Efficacy and safety of 0.1% ciclosporin A cationic emulsion in dry eye disease: a pooled analysis of two double-masked, randomised, vehicle-controlled phase III clinical studies.

BACKGROUND/AIM: To assess the treatment effect of 0.1% ciclosporin A cationic emulsion (CsA CE) versus vehicle on signs/symptoms of dry eye disease (DED) in various subgroups (moderate-to-severe DED/severe DED/Sjögren's syndrome (SS)/SS with severe DED).

METHODS: Pooled data were analysed from two similar phase III studies: SICCANOVE (moderate-to-severe DED) and SANSIKA (severe DED with severe keratitis). In both studies, patients aged ≥18 years received CsA CE 0.1% (n=395) or vehicle (n=339) once daily for 6 months. A composite responder efficacy endpoint (corneal fluorescein staining-Ocular Surface Disease Index (CFS-OSDI) at month 6) was used to evaluate the efficacy of CsA CE in alleviating signs/symptoms of DED (response defined as improvement of ≥2 grades in CFS and ≥30% in OSDI (baseline to month 6)). Human leucocyte antigen-DR (HLA-DR) conjunctival expression was used as a biomarker of ocular surface inflammation.

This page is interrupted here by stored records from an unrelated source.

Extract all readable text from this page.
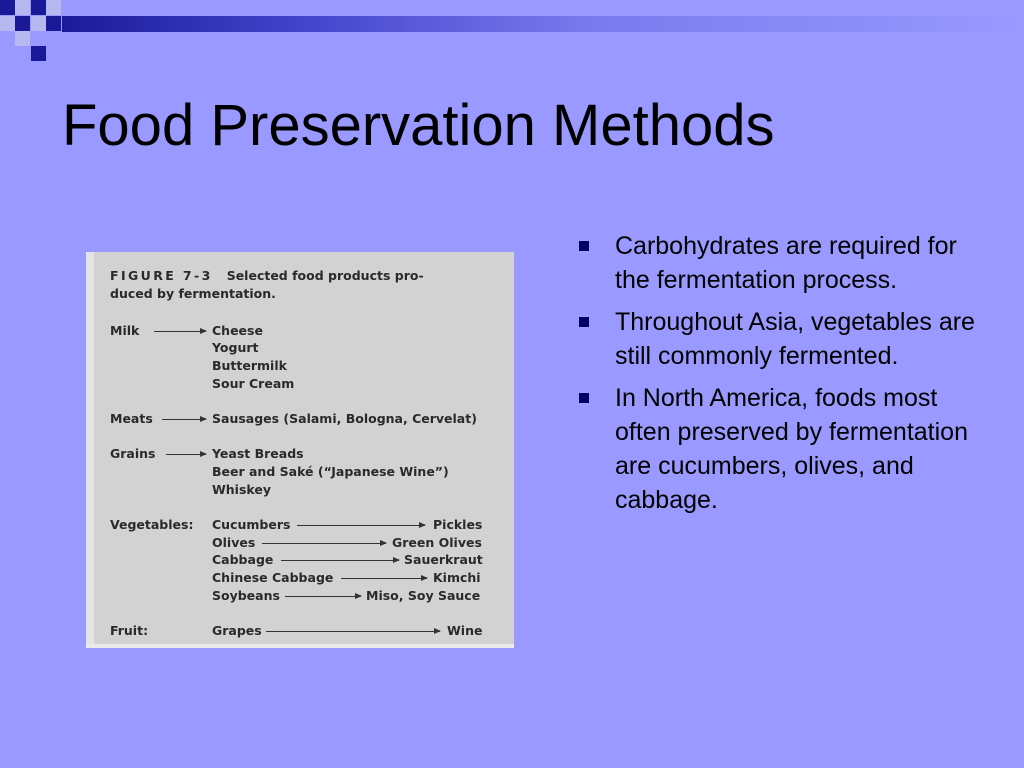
Food Preservation Methods
FIGURE 7-3 Selected food products pro-
duced by fermentation.
Milk	Cheese
Yogurt
Buttermilk
Sour Cream
Meats	Sausages (Salami, Bologna, Cervelat)
Grains	Yeast Breads
Beer and Saké (“Japanese Wine”)
Whiskey
Vegetables: Cucumbers	Pickles
Olives	Green Olives
Cabbage	Sauerkraut
Chinese Cabbage	Kimchi
Soybeans	Miso, Soy Sauce
Fruit:	Grapes	Wine
Carbohydrates are required for the fermentation process.
Throughout Asia, vegetables are still commonly fermented.
In North America, foods most often preserved by fermentation are cucumbers, olives, and cabbage.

RESULTS: CsA CE-treated patients were significantly more likely to be CFS-OSDI responders than vehicle-treated patients in the overall (OR 1.66, 95% CI 1.11 to 2.50; P=0.015), severe DED (1.80, 1.04 to 3.19; P=0.038) and SS with severe DED (3.37, 1.20 to 11.19; P=0.030) populations. The difference was not significant for CsA CE versus vehicle for the overall Sjögren's population (OR 1.77, CI 0.89 to 3.66; P=0.109). CsA CE also significantly reduced median HLA-DR expression versus vehicle at 6 months (P=0.002).

CONCLUSION: Pooled phase III data indicate CsA CE produced significant improvement in signs/symptoms versus vehicle in patients with moderate-to-severe DED (especially in those with severe keratitis), including patients with SS with severe DED.